The facilities include nearly 200 feet of dock space, a 38-foot gangway and property access meeting Americans with Disabilities Act standards.
Photo by Sam Shawver
Phil Bass of Marietta found a shady spot to fish from the old lock wall along the west side of the Muskingum River Wednesday morning. In the background are the Harmar boat docks that officially opened for public use last week.
"The docks are for daytime use only. You can't rent space or leave a boat there overnight," Tucker said.
Fort Street resident Dean Hoffard's property is just north of the city property where the Harmar docks are located.
"There were boats at the docks all weekend," he said. "On Sunday there were about 12 cars and six motorcycles parked on the street, but I think most of those people were fishing."
At A Glance - The Harmar Docks
Located on Fort Street near the west end of the Harmar Railroad Bridge.
Docks are nearly 200 feet long with a 38-foot gangway.
The facilities were designed to provide accessibility for people with disabilities.
Docking is day-use only. No overnight boat docking is permitted.
Project was 100 percent funded through a $200,000 Cooperative Boating Facility grant from the Ohio Department of Natural Resources.
Hoffard said people often fish off the old lock wall that stands along the Muskingum River between his home and the new docks.
"I don't see anything wrong with having the new docks, but it's not really built for handicap accessibility because the (gangway) ramp seems pretty steep," he said.
Work on the project, funded 100 percent by a $200,000 Cooperative Boating Facility Grant from the Ohio Department of Natural Resources, began in December 2011.

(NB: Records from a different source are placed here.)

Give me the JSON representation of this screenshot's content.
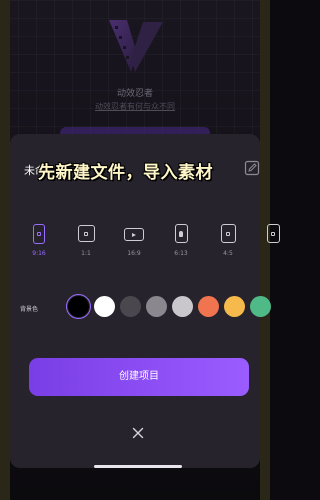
{
  "brand": {
    "name": "动效忍者",
    "subtitle": "动效忍者有何与众不同",
    "logo_icon": "film-strip-v-logo"
  },
  "project": {
    "name_prefix": "未命",
    "caption_overlay": "先新建文件，导入素材",
    "edit_icon": "pencil-icon"
  },
  "aspect_ratios": [
    {
      "label": "9:16",
      "icon": "portrait-icon",
      "selected": true
    },
    {
      "label": "1:1",
      "icon": "square-icon",
      "selected": false
    },
    {
      "label": "16:9",
      "icon": "youtube-play-icon",
      "selected": false
    },
    {
      "label": "6:13",
      "icon": "person-icon",
      "selected": false
    },
    {
      "label": "4:5",
      "icon": "portrait-icon",
      "selected": false
    },
    {
      "label": "",
      "icon": "portrait-icon",
      "selected": false
    }
  ],
  "background": {
    "label": "背景色",
    "colors": [
      "#000000",
      "#ffffff",
      "#4a474f",
      "#8a878f",
      "#c9c7cc",
      "#f0744f",
      "#f6b94b",
      "#4fb987"
    ],
    "selected_index": 0
  },
  "actions": {
    "create_label": "创建项目",
    "close_icon": "close-icon"
  }
}
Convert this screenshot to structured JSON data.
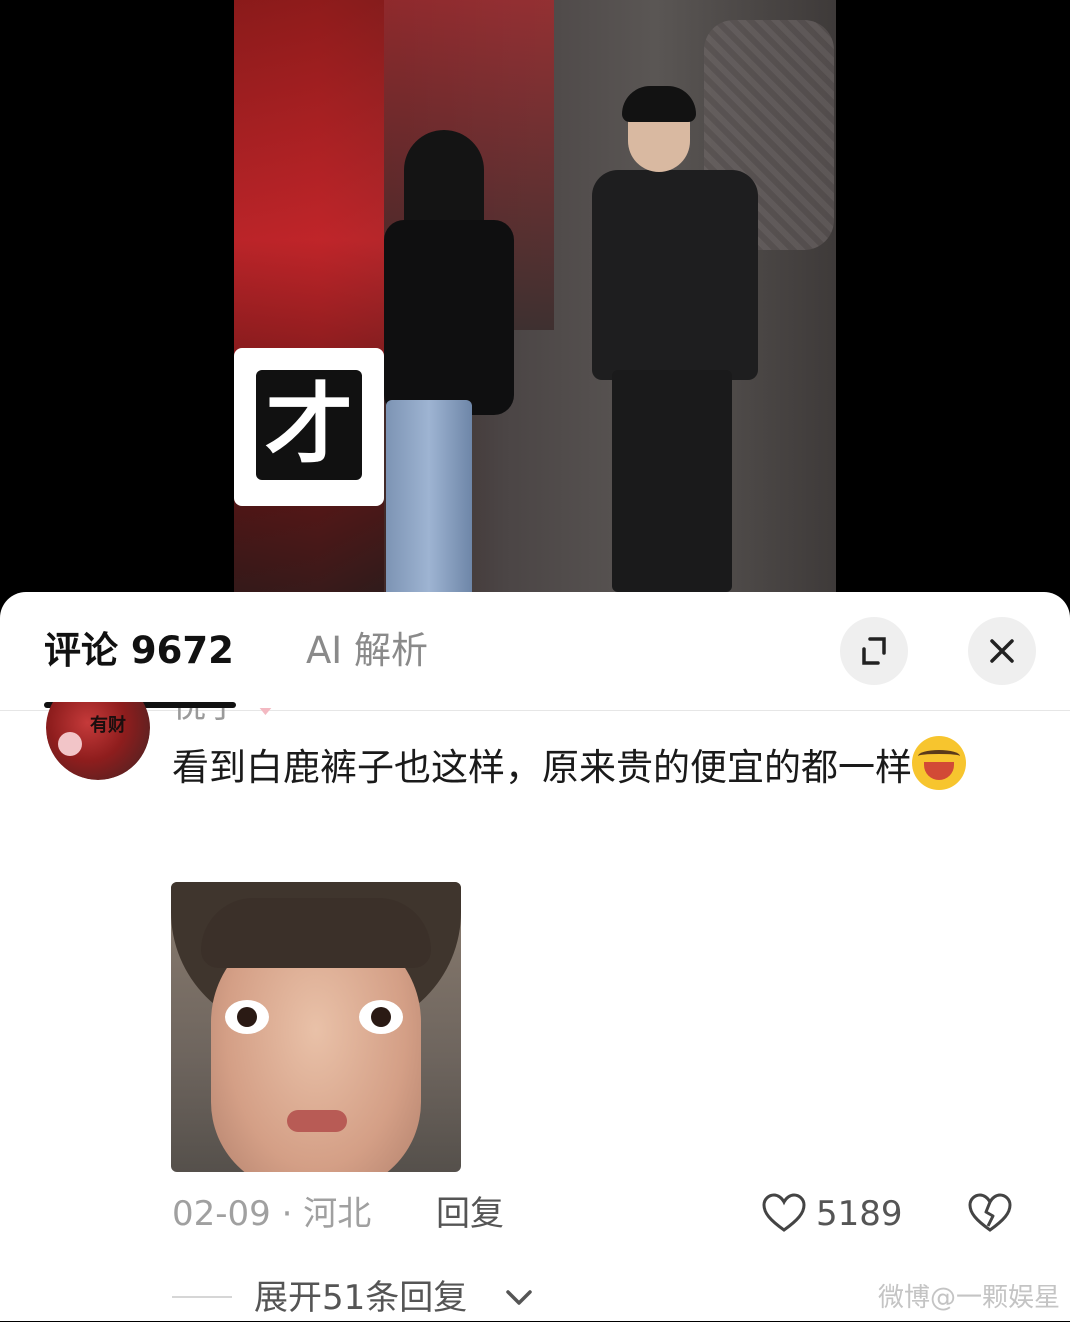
{
  "video": {
    "caption_char": "才"
  },
  "comments_panel": {
    "tab_comments": "评论 9672",
    "tab_ai": "AI 解析",
    "expand_icon": "expand-icon",
    "close_icon": "close-icon"
  },
  "comment": {
    "text": "看到白鹿裤子也这样，原来贵的便宜的都一样",
    "emoji": "laughing-crying-emoji",
    "date_location": "02-09 · 河北",
    "reply_label": "回复",
    "like_count": "5189",
    "expand_replies": "展开51条回复"
  },
  "watermark": "微博@一颗娱星",
  "colors": {
    "sheet_bg": "#ffffff",
    "tab_active": "#111111",
    "tab_inactive": "#8a8a8a",
    "meta_gray": "#a0a0a0"
  }
}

The grant application was filed in 2008, but the project met with some delays due to issues that included a required underwater evaluation of the area where the docks are to be built and a survey to ensure no endangered mussel species would be impacted by the facilities.

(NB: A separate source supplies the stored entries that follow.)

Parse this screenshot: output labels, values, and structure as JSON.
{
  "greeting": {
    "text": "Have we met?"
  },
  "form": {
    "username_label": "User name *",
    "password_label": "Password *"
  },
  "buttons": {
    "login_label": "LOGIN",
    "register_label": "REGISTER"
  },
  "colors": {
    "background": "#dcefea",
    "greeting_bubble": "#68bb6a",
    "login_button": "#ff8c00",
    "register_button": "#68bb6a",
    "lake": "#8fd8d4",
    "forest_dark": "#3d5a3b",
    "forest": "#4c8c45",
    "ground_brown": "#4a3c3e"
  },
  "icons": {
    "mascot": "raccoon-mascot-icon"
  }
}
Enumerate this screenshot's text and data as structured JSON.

"Contracts for the project were also a little awkward for us...we had three separate contracts," Tucker said. "One was for the concrete work, electrical and lighting, another to have the docks and gangway fabricated, and a third contract to have the pilings installed."
Bob Hill also lives near the docks access location on Fort Street.

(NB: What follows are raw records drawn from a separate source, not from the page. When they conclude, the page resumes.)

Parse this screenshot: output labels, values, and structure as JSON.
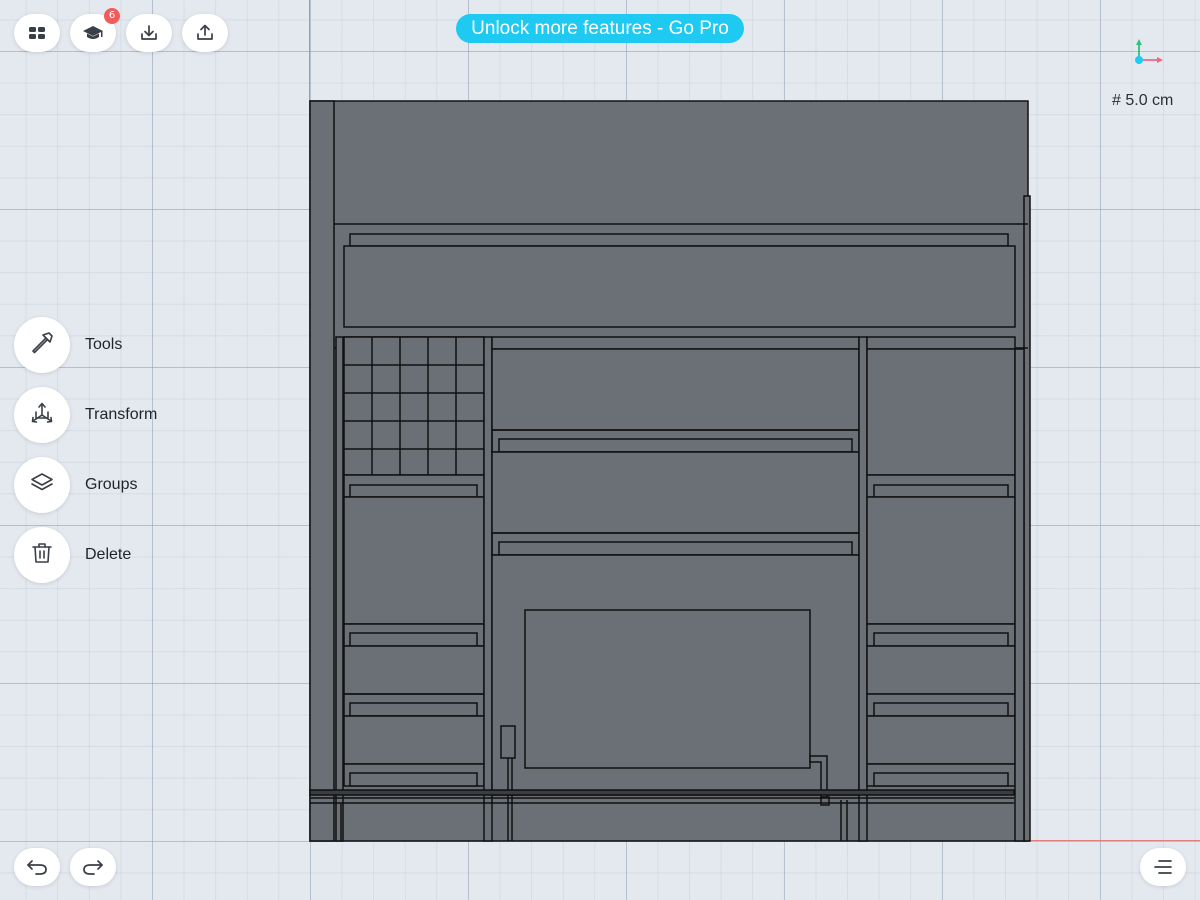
{
  "toolbar": {
    "menu_icon": "grid-menu-icon",
    "learn_icon": "graduation-cap-icon",
    "learn_badge": "6",
    "import_icon": "import-icon",
    "export_icon": "share-export-icon"
  },
  "promo": {
    "label": "Unlock more features - Go Pro",
    "color": "#1ec9f2"
  },
  "viewport": {
    "grid_size_label": "# 5.0 cm",
    "gizmo_icon": "axis-gizmo-icon",
    "model_color": "#6b6f76",
    "outline_color": "#111111"
  },
  "side_menu": {
    "items": [
      {
        "label": "Tools",
        "icon": "hammer-icon"
      },
      {
        "label": "Transform",
        "icon": "transform-icon"
      },
      {
        "label": "Groups",
        "icon": "layers-icon"
      },
      {
        "label": "Delete",
        "icon": "trash-icon"
      }
    ]
  },
  "bottom": {
    "undo_icon": "undo-icon",
    "redo_icon": "redo-icon",
    "options_icon": "options-menu-icon"
  }
}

"I think it's just a waste of taxpayer money," he said. "City officials say (grants) are free money, but that's not true. Grants are funded from the state and federal taxes we all pay. And this project is something the city would not have chosen to pay for otherwise."
Now that the docks are installed, Tucker said he plans to approach city council about rules for using the facility.
"There may have to be some legislation enacted to address the issues of whether fishing or swimming should be permitted off the docks, and to specify there will be no overnight parking of boats," he said.
Marietta Councilman Harley Noland, D-at large, chairs council's lands, buildings and parks committee.
"The city does need some rules for all of its boat docks. There are none now," he said. "If a kid decides to jump off the concrete dock on the Ohio River (just below the city parking lot at the Lafayette Hotel), he could hit the rocks there and be injured. It's a real liability issue for the city."
Noland noted rules are posted for other city recreational facilities, like the skate park at Indian Acres Park, and similar regulations should be posted on city dock space.
"Right now, if someone from the Pittsburgh area pulled their boat into the new docks, there's no way they could tell the facilities are for day use only," he said.
Ron King, who manages the nearby Marietta Harbor docking facilities on the east side of the Muskingum, said those docks were also constructed with funding from Ohio DNR, and use of the facilities is basically governed by the state.
"The state says these docks have to be maintained for public use," he said. "But we can charge for overnight docking here."
Tucker said there are still a few minor punchout items left to complete at the docks, but they would not interfere with use of the facility.
He agrees with Hoffard that the gangway ramp from the river bank to the docks is pretty steep, but said it meets current ADA standards.
"It would be difficult to push a wheelchair up that much of a slope from the docks," Tucker said. "It's a 33 percent slope, but it does meet ADA requirements."
The docks and gangway are designed to rise and fall as the water level changes on the Muskingum River.
"They're designed to float on the river to a 100-year flood level," Tucker said.